Athletes usually retire from sports without another source of income but bills to pay every month. If you have no income coming in, whatever you have saved up will be gone eventually. Unfortunately for most athletes, that comes sooner rather than later. Of course, there are other careers to pursue after sports. But with no prior work experience in another capacity, it is not so easy. It is difficult to transition straight away from pro sports to a “normal” job and the (entry level) salary is on a much lower level than we are used to.
When the alternative is slowly draining your savings until you have nothing left at all, investing to create a passive source of income from investments does not seem so risky at all by comparison. That is why I started to invest in dividend stocks and real estate investment trusts during my career. My goal is to cover all my expenses through the regular cash payments I get from my investments.
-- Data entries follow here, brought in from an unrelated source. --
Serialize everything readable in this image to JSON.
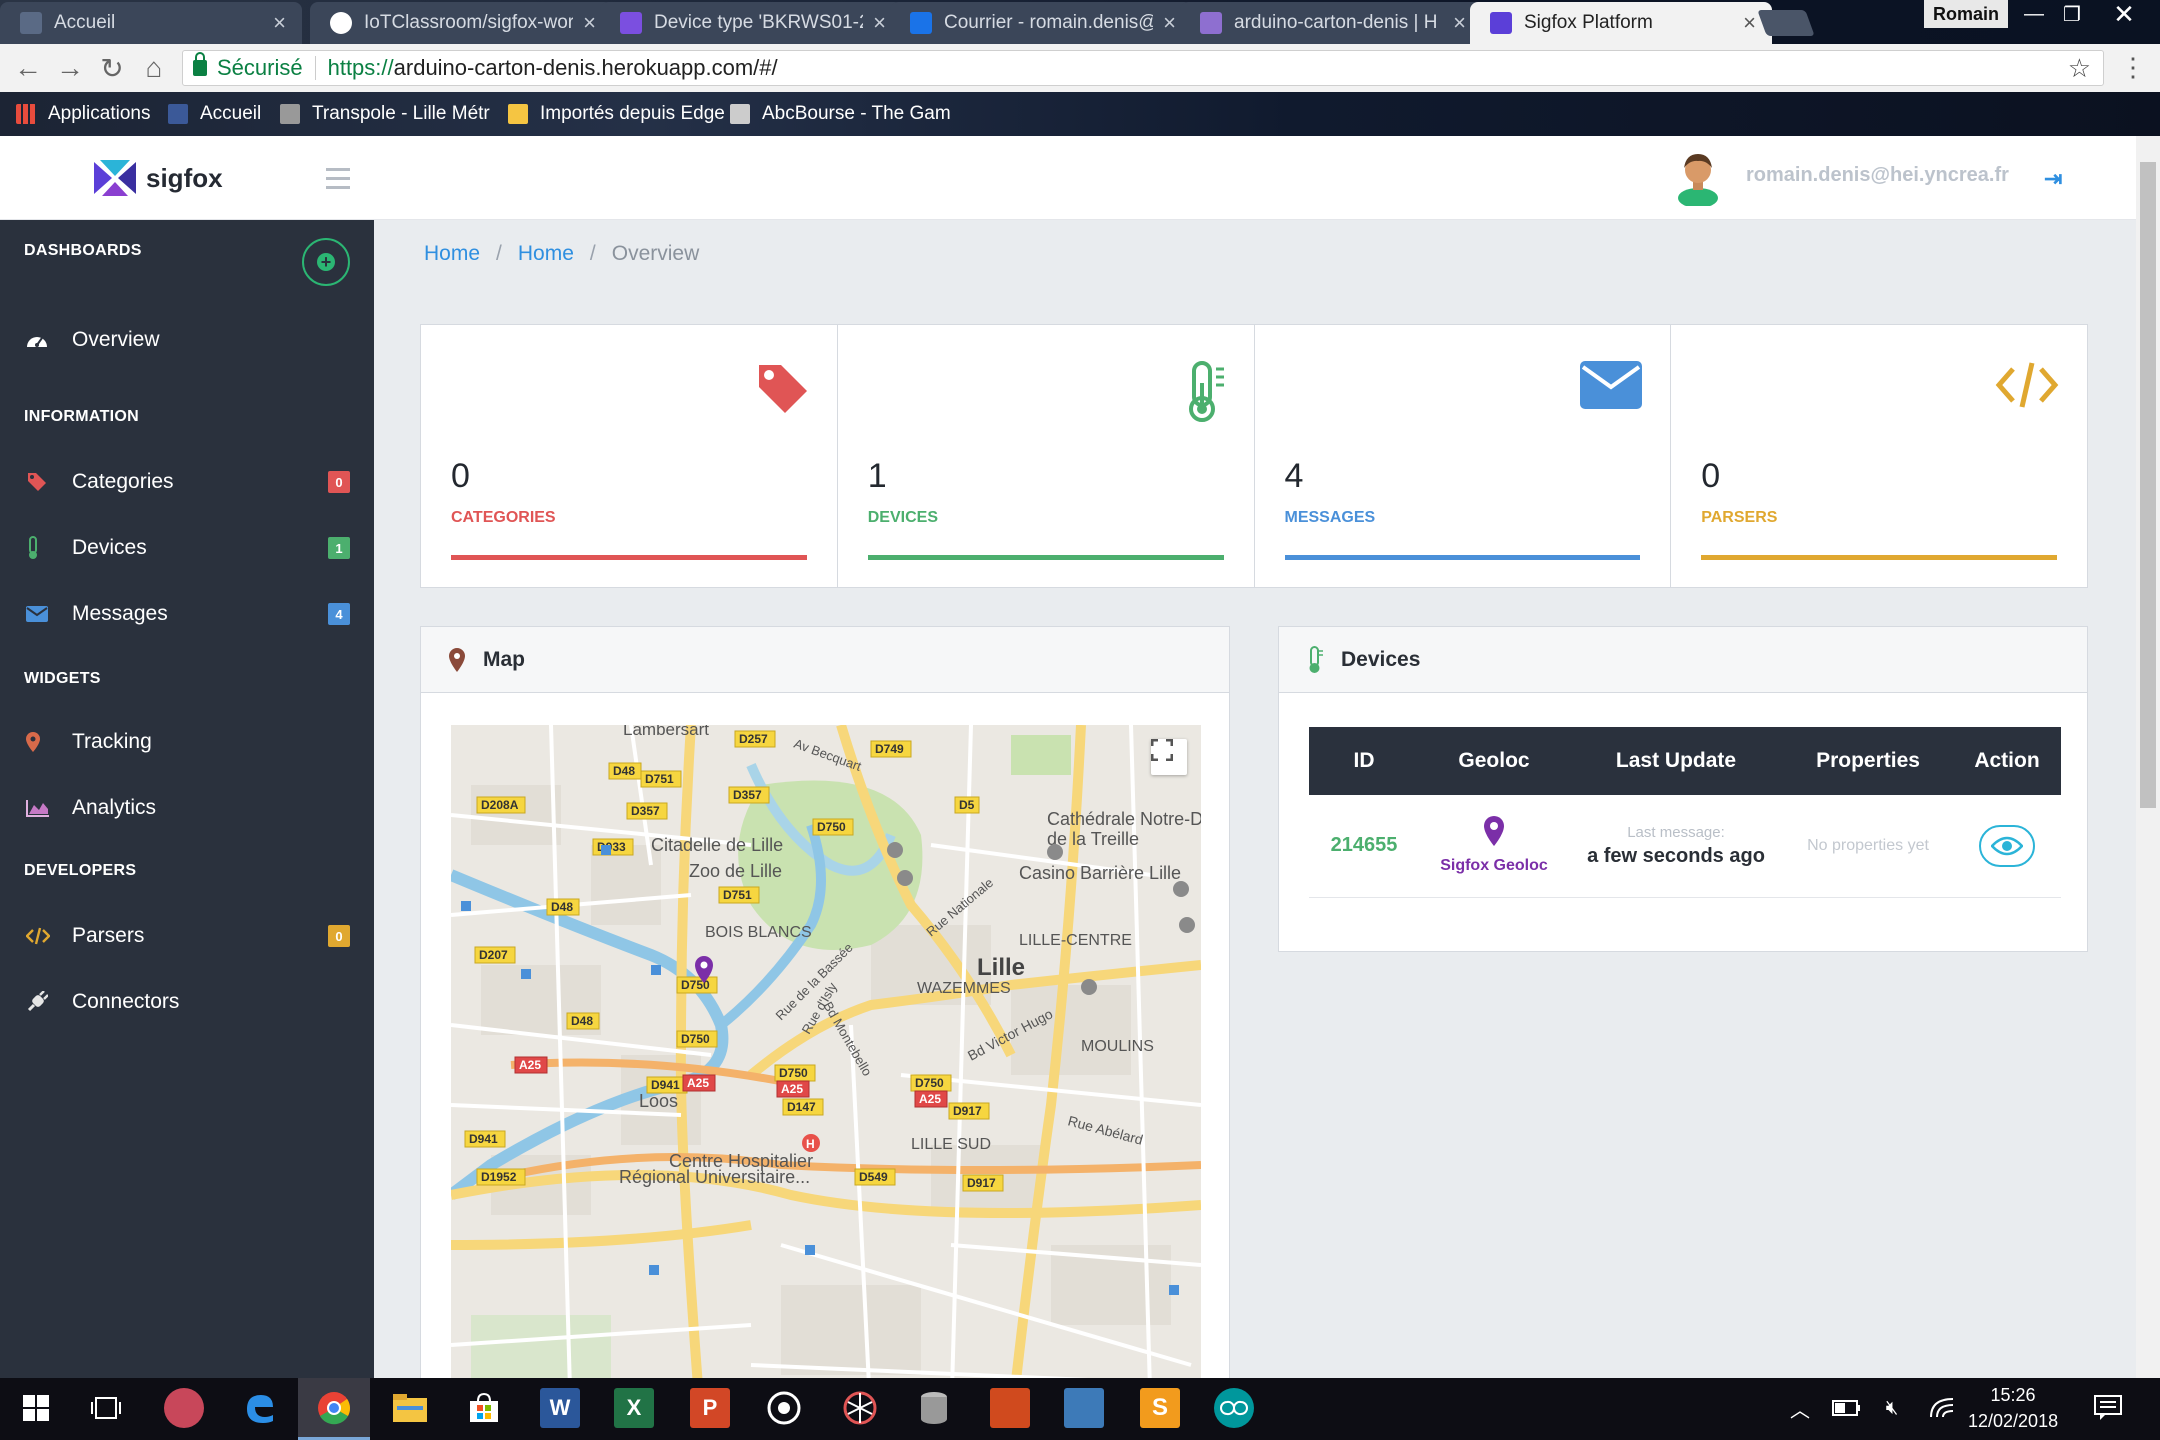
{
  "browser": {
    "tabs": [
      {
        "title": "Accueil",
        "fav_color": "#5a6a85"
      },
      {
        "title": "IoTClassroom/sigfox-wor",
        "fav_color": "#ffffff"
      },
      {
        "title": "Device type 'BKRWS01-2",
        "fav_color": "#7b4fe0"
      },
      {
        "title": "Courrier - romain.denis@",
        "fav_color": "#1a73e8"
      },
      {
        "title": "arduino-carton-denis | H",
        "fav_color": "#8e6fd0"
      },
      {
        "title": "Sigfox Platform",
        "fav_color": "#5b3fd8"
      }
    ],
    "window_user": "Romain",
    "secure_label": "Sécurisé",
    "url_scheme": "https://",
    "url_rest": "arduino-carton-denis.herokuapp.com/#/",
    "bookmarks": [
      {
        "label": "Applications",
        "color": "#e84c3d"
      },
      {
        "label": "Accueil",
        "color": "#3b5998"
      },
      {
        "label": "Transpole - Lille Métr",
        "color": "#999999"
      },
      {
        "label": "Importés depuis Edge",
        "color": "#f5c542"
      },
      {
        "label": "AbcBourse - The Gam",
        "color": "#cccccc"
      }
    ]
  },
  "app": {
    "logo_text": "sigfox",
    "user_email": "romain.denis@hei.yncrea.fr",
    "logout_icon": "sign-out-icon"
  },
  "sidebar": {
    "dashboards_header": "DASHBOARDS",
    "information_header": "INFORMATION",
    "widgets_header": "WIDGETS",
    "developers_header": "DEVELOPERS",
    "items": {
      "overview": {
        "label": "Overview",
        "icon": "dashboard-icon"
      },
      "categories": {
        "label": "Categories",
        "badge": "0",
        "badge_color": "#e05555"
      },
      "devices": {
        "label": "Devices",
        "badge": "1",
        "badge_color": "#4caf6e"
      },
      "messages": {
        "label": "Messages",
        "badge": "4",
        "badge_color": "#4a90d9"
      },
      "tracking": {
        "label": "Tracking"
      },
      "analytics": {
        "label": "Analytics"
      },
      "parsers": {
        "label": "Parsers",
        "badge": "0",
        "badge_color": "#e0a830"
      },
      "connectors": {
        "label": "Connectors"
      }
    }
  },
  "breadcrumb": [
    "Home",
    "Home",
    "Overview"
  ],
  "stats": [
    {
      "value": "0",
      "label": "CATEGORIES",
      "color": "#e05555",
      "icon": "tag-icon"
    },
    {
      "value": "1",
      "label": "DEVICES",
      "color": "#4caf6e",
      "icon": "thermometer-icon"
    },
    {
      "value": "4",
      "label": "MESSAGES",
      "color": "#4a90d9",
      "icon": "envelope-icon"
    },
    {
      "value": "0",
      "label": "PARSERS",
      "color": "#e0a830",
      "icon": "code-icon"
    }
  ],
  "map_card": {
    "title": "Map",
    "labels": {
      "lambersart": "Lambersart",
      "citadelle": "Citadelle de Lille",
      "zoo": "Zoo de Lille",
      "bois_blancs": "BOIS BLANCS",
      "cathedrale": "Cathédrale Notre-D",
      "treille": "de la Treille",
      "casino": "Casino Barrière Lille",
      "lille_centre": "LILLE-CENTRE",
      "lille": "Lille",
      "wazemmes": "WAZEMMES",
      "moulins": "MOULINS",
      "loos": "Loos",
      "lille_sud": "LILLE SUD",
      "chu1": "Centre Hospitalier",
      "chu2": "Régional Universitaire...",
      "rue_nationale": "Rue Nationale",
      "bd_victor_hugo": "Bd Victor Hugo",
      "rue_abelard": "Rue Abélard",
      "av_becquart": "Av Becquart",
      "rue_bassee": "Rue de la Bassée",
      "bd_montebello": "Bd Montebello",
      "rue_isly": "Rue d'Isly"
    },
    "road_tags": [
      "D257",
      "D48",
      "D751",
      "D749",
      "D208A",
      "D357",
      "D357",
      "D5",
      "D933",
      "D750",
      "D751",
      "D48",
      "D207",
      "D750",
      "D48",
      "D750",
      "A25",
      "D941",
      "A25",
      "D750",
      "A25",
      "D750",
      "A25",
      "D147",
      "D917",
      "D941",
      "D1952",
      "D549",
      "D917"
    ]
  },
  "devices_card": {
    "title": "Devices",
    "columns": [
      "ID",
      "Geoloc",
      "Last Update",
      "Properties",
      "Action"
    ],
    "rows": [
      {
        "id": "214655",
        "geoloc": "Sigfox Geoloc",
        "last_sub": "Last message:",
        "last_main": "a few seconds ago",
        "properties": "No properties yet"
      }
    ]
  },
  "taskbar": {
    "time": "15:26",
    "date": "12/02/2018"
  }
}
Retirement doesn’t mean I will be sitting on the couch, not lifting a finger all day. It will be exciting to pursue other interests and hobbies, whilst also having a lot of time to spend with my family. However, it is important for me to create a base level of passive income (through investing). In that way, I am approaching retirement from a position of strength.
You can check out my personal investment portfolio here.
When faced with the choice of not having any passive income at all once I retire from football, or investing money (that comes with risks) into assets that provide passive income, the choice is clear for me. I will put a large percentage of my each salary towards creating a future stream of income for me and my family. As I am actively documenting my investing journey on this blog, I hope I can inspire and help others do the same.